Гриффиндорцы в это время обычно уже зажигают костёр. И учёные обоих полюсов Дома захватывают хлеб и зефирки, появляясь с недовольными лицами (недовольными мелким шантажом пуффендуйцев, унёсших с собой ВСЮ шарлотку) как раз тогда, когда над дровами взвивается яркое танцующее пламя.
Вскоре всё недовольство с лиц смывает терпким маревом дыма, тихим потрескиванием дерева и сияющим за деревьями нежным персиковым закатом. Когтевранцы достают гитары. Совершенно непонятно откуда, но очень вовремя. На ум сами собой приходят старые песни, звучавшие как детство. Уютные, медленные и быстрые, мудрые, весёлые и в то же время печальные той самой, засевшей в сердце щемящей августовской пронзительностью.
И всем совершенно ясно становится — ещё одно лето уходит в прошлое, уходит безвозвратно и неотвратимо.
Пуффендуйцы чувствуют, что отчего-то плачут. И кладут руки на плечи друзьям, сидящим в кругу у костра. Слизеринцы, опустившие было головы, вздрагивают и озираются. Теперь становится заметно, как блестят у них покрасневшие глаза. Но никто не говорит ни слова об этом.
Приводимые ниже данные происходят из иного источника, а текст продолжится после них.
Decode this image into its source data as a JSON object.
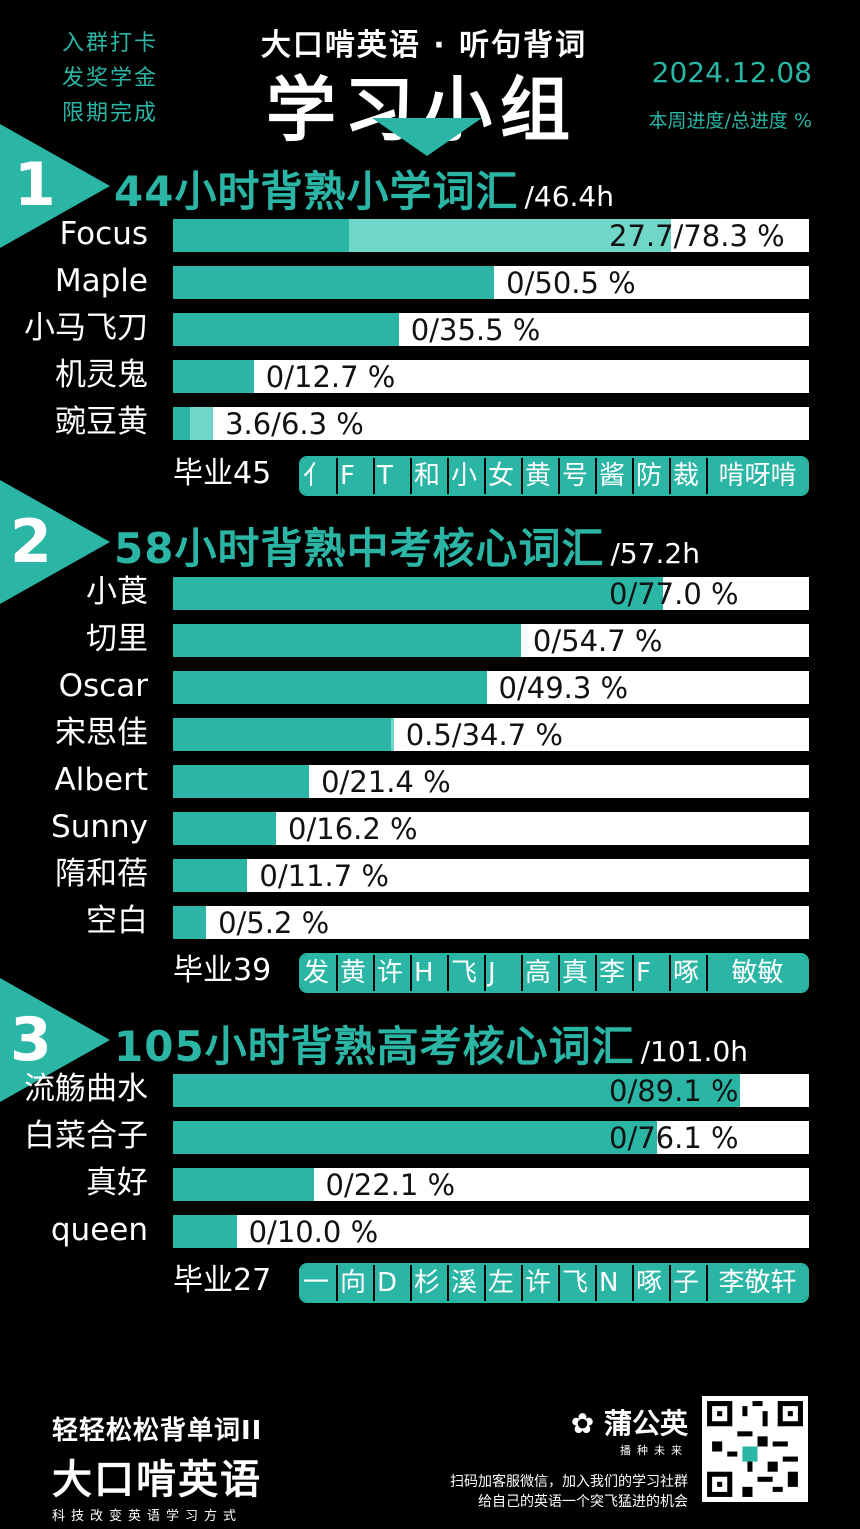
{
  "header": {
    "notes": [
      "入群打卡",
      "发奖学金",
      "限期完成"
    ],
    "subtitle": "大口啃英语 · 听句背词",
    "title": "学习小组",
    "date": "2024.12.08",
    "legend": "本周进度/总进度 %"
  },
  "colors": {
    "accent": "#2ab5a5",
    "accent_light": "#6fd6c8",
    "background": "#000000"
  },
  "sections": [
    {
      "number": "1",
      "title": "44小时背熟小学词汇",
      "hours": "/46.4h",
      "rows": [
        {
          "name": "Focus",
          "label": "27.7/78.3 %",
          "week": 27.7,
          "total": 78.3
        },
        {
          "name": "Maple",
          "label": "0/50.5 %",
          "week": 50.5,
          "total": 50.5
        },
        {
          "name": "小马飞刀",
          "label": "0/35.5 %",
          "week": 35.5,
          "total": 35.5
        },
        {
          "name": "机灵鬼",
          "label": "0/12.7 %",
          "week": 12.7,
          "total": 12.7
        },
        {
          "name": "豌豆黄",
          "label": "3.6/6.3 %",
          "week": 2.7,
          "total": 6.3
        }
      ],
      "graduated_label": "毕业45",
      "graduated": [
        "亻",
        "F",
        "T",
        "和",
        "小",
        "女",
        "黄",
        "号",
        "酱",
        "防",
        "裁",
        "啃呀啃"
      ]
    },
    {
      "number": "2",
      "title": "58小时背熟中考核心词汇",
      "hours": "/57.2h",
      "rows": [
        {
          "name": "小莨",
          "label": "0/77.0 %",
          "week": 77.0,
          "total": 77.0
        },
        {
          "name": "切里",
          "label": "0/54.7 %",
          "week": 54.7,
          "total": 54.7
        },
        {
          "name": "Oscar",
          "label": "0/49.3 %",
          "week": 49.3,
          "total": 49.3
        },
        {
          "name": "宋思佳",
          "label": "0.5/34.7 %",
          "week": 34.2,
          "total": 34.7
        },
        {
          "name": "Albert",
          "label": "0/21.4 %",
          "week": 21.4,
          "total": 21.4
        },
        {
          "name": "Sunny",
          "label": "0/16.2 %",
          "week": 16.2,
          "total": 16.2
        },
        {
          "name": "隋和蓓",
          "label": "0/11.7 %",
          "week": 11.7,
          "total": 11.7
        },
        {
          "name": "空白",
          "label": "0/5.2 %",
          "week": 5.2,
          "total": 5.2
        }
      ],
      "graduated_label": "毕业39",
      "graduated": [
        "发",
        "黄",
        "许",
        "H",
        "飞",
        "J",
        "高",
        "真",
        "李",
        "F",
        "啄",
        "敏敏"
      ]
    },
    {
      "number": "3",
      "title": "105小时背熟高考核心词汇",
      "hours": "/101.0h",
      "rows": [
        {
          "name": "流觞曲水",
          "label": "0/89.1 %",
          "week": 89.1,
          "total": 89.1
        },
        {
          "name": "白菜合子",
          "label": "0/76.1 %",
          "week": 76.1,
          "total": 76.1
        },
        {
          "name": "真好",
          "label": "0/22.1 %",
          "week": 22.1,
          "total": 22.1
        },
        {
          "name": "queen",
          "label": "0/10.0 %",
          "week": 10.0,
          "total": 10.0
        }
      ],
      "graduated_label": "毕业27",
      "graduated": [
        "一",
        "向",
        "D",
        "杉",
        "溪",
        "左",
        "许",
        "飞",
        "N",
        "啄",
        "子",
        "李敬轩"
      ]
    }
  ],
  "footer": {
    "brand_line1": "轻轻松松背单词II",
    "brand_line2": "大口啃英语",
    "brand_line3": "科技改变英语学习方式",
    "logo": "蒲公英",
    "logo_sub": "播种未来",
    "note_line1": "扫码加客服微信，加入我们的学习社群",
    "note_line2": "给自己的英语一个突飞猛进的机会"
  }
}
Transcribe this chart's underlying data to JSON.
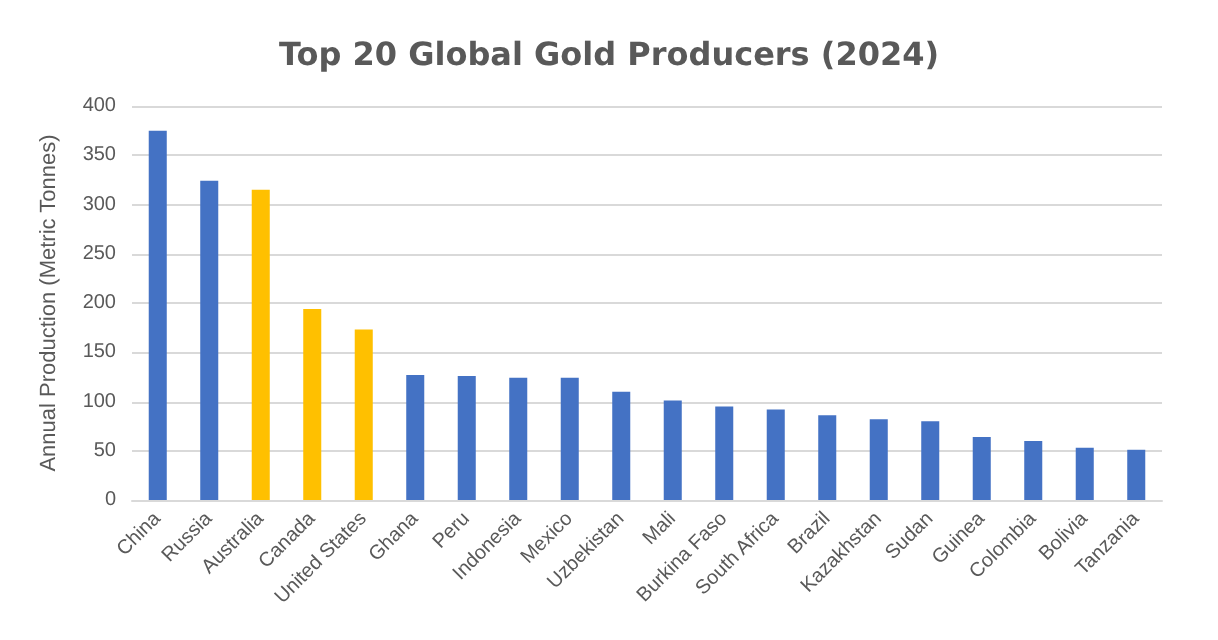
{
  "chart_data": {
    "type": "bar",
    "title": "Top 20 Global Gold Producers (2024)",
    "ylabel": "Annual Production (Metric Tonnes)",
    "categories": [
      "China",
      "Russia",
      "Australia",
      "Canada",
      "United States",
      "Ghana",
      "Peru",
      "Indonesia",
      "Mexico",
      "Uzbekistan",
      "Mali",
      "Burkina Faso",
      "South Africa",
      "Brazil",
      "Kazakhstan",
      "Sudan",
      "Guinea",
      "Colombia",
      "Bolivia",
      "Tanzania"
    ],
    "values": [
      375,
      324,
      315,
      194,
      173,
      127,
      126,
      124,
      124,
      110,
      101,
      95,
      92,
      86,
      82,
      80,
      64,
      60,
      53,
      51
    ],
    "colors": [
      "#4472c4",
      "#4472c4",
      "#ffc000",
      "#ffc000",
      "#ffc000",
      "#4472c4",
      "#4472c4",
      "#4472c4",
      "#4472c4",
      "#4472c4",
      "#4472c4",
      "#4472c4",
      "#4472c4",
      "#4472c4",
      "#4472c4",
      "#4472c4",
      "#4472c4",
      "#4472c4",
      "#4472c4",
      "#4472c4"
    ],
    "ylim": [
      0,
      400
    ],
    "yticks": [
      0,
      50,
      100,
      150,
      200,
      250,
      300,
      350,
      400
    ],
    "grid": "y"
  }
}
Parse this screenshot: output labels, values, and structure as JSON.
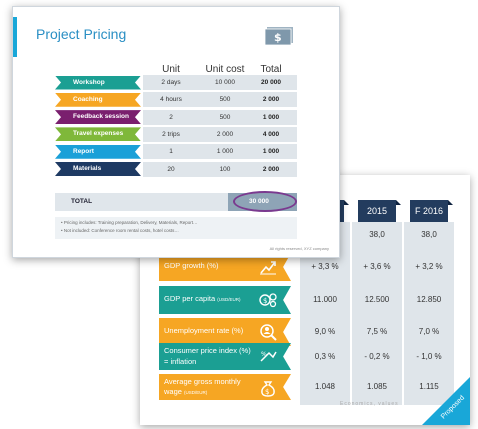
{
  "slide1": {
    "title": "Project Pricing",
    "headers": {
      "unit": "Unit",
      "unit_cost": "Unit cost",
      "total": "Total"
    },
    "rows": [
      {
        "label": "Workshop",
        "unit": "2 days",
        "cost": "10 000",
        "total": "20 000",
        "color": "#1b9f93"
      },
      {
        "label": "Coaching",
        "unit": "4 hours",
        "cost": "500",
        "total": "2 000",
        "color": "#f6a623"
      },
      {
        "label": "Feedback session",
        "unit": "2",
        "cost": "500",
        "total": "1 000",
        "color": "#7a1f6e"
      },
      {
        "label": "Travel expenses",
        "unit": "2 trips",
        "cost": "2 000",
        "total": "4 000",
        "color": "#7fb83a"
      },
      {
        "label": "Report",
        "unit": "1",
        "cost": "1 000",
        "total": "1 000",
        "color": "#1aa0d8"
      },
      {
        "label": "Materials",
        "unit": "20",
        "cost": "100",
        "total": "2 000",
        "color": "#1e3a63"
      }
    ],
    "total_label": "TOTAL",
    "total_value": "30 000",
    "notes": [
      "Pricing includes: Training preparation, Delivery, Materials, Report…",
      "Not included: Conference room rental costs, hotel costs…"
    ],
    "copyright": "All rights reserved, XYZ company",
    "money_icon": "dollar-bill-icon"
  },
  "slide2": {
    "years": [
      "",
      "2015",
      "F 2016"
    ],
    "top_row": [
      "",
      "38,0",
      "38,0"
    ],
    "indicators": [
      {
        "label": "GDP growth (%)",
        "icon": "growth-chart-icon",
        "color": "#f6a623",
        "values": [
          "+ 3,3 %",
          "+ 3,6 %",
          "+ 3,2 %"
        ]
      },
      {
        "label": "GDP per capita",
        "sub": "(USD/EUR)",
        "icon": "dollar-gear-icon",
        "color": "#1b9f93",
        "values": [
          "11.000",
          "12.500",
          "12.850"
        ]
      },
      {
        "label": "Unemployment rate (%)",
        "icon": "person-search-icon",
        "color": "#f6a623",
        "values": [
          "9,0 %",
          "7,5 %",
          "7,0 %"
        ]
      },
      {
        "label": "Consumer price index (%)",
        "label2": "= inflation",
        "icon": "percent-arrow-icon",
        "color": "#1b9f93",
        "values": [
          "0,3 %",
          "- 0,2 %",
          "- 1,0 %"
        ]
      },
      {
        "label": "Average gross monthly",
        "label2": "wage",
        "sub": "(USD/EUR)",
        "icon": "money-bag-icon",
        "color": "#f6a623",
        "values": [
          "1.048",
          "1.085",
          "1.115"
        ]
      }
    ],
    "corner_text": "Proposed",
    "watermark": "Economics, values"
  }
}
Потому что все чувствуют то же самое.
Потому что это не страшно.
Когда кончаются песни, хлеб и зефирки, все неожиданно понимают, что безнадёжно заразились настроением гриффиндорцев. И уже никак нельзя просто вернуться в Дом, не совершив в эти три дня ничего сумасшедшего, никакого прощального летнего чуда. Действительно как перед апокалипсисом.
И даже пуффендуйцы, обычно безжалостно гонящие всех спать (хотя это всё равно не помогает) просто молча гасят все огни. Костёр шипит, облитый водой и вспыхивает остаточной россыпью затухающих угольков.
Дым стелется по земле прозрачным туманом.
А в небе падают звёзды.
Метеорный поток Персеиды — шепчут когтевранцы. И добавляют что-то про комету Свифта-Туттля.
Слизеринцы всплескивают руками и тихо сетуют на упущенную возможность сбора уникальных трав.
А потом все затихают.
Потому что так надо.
Потому что над головой горит Млечный путь.
Потому что все желания вылетели из головы.
Потому что лето уходит.
Величественно и печально.
Как падающие звезды.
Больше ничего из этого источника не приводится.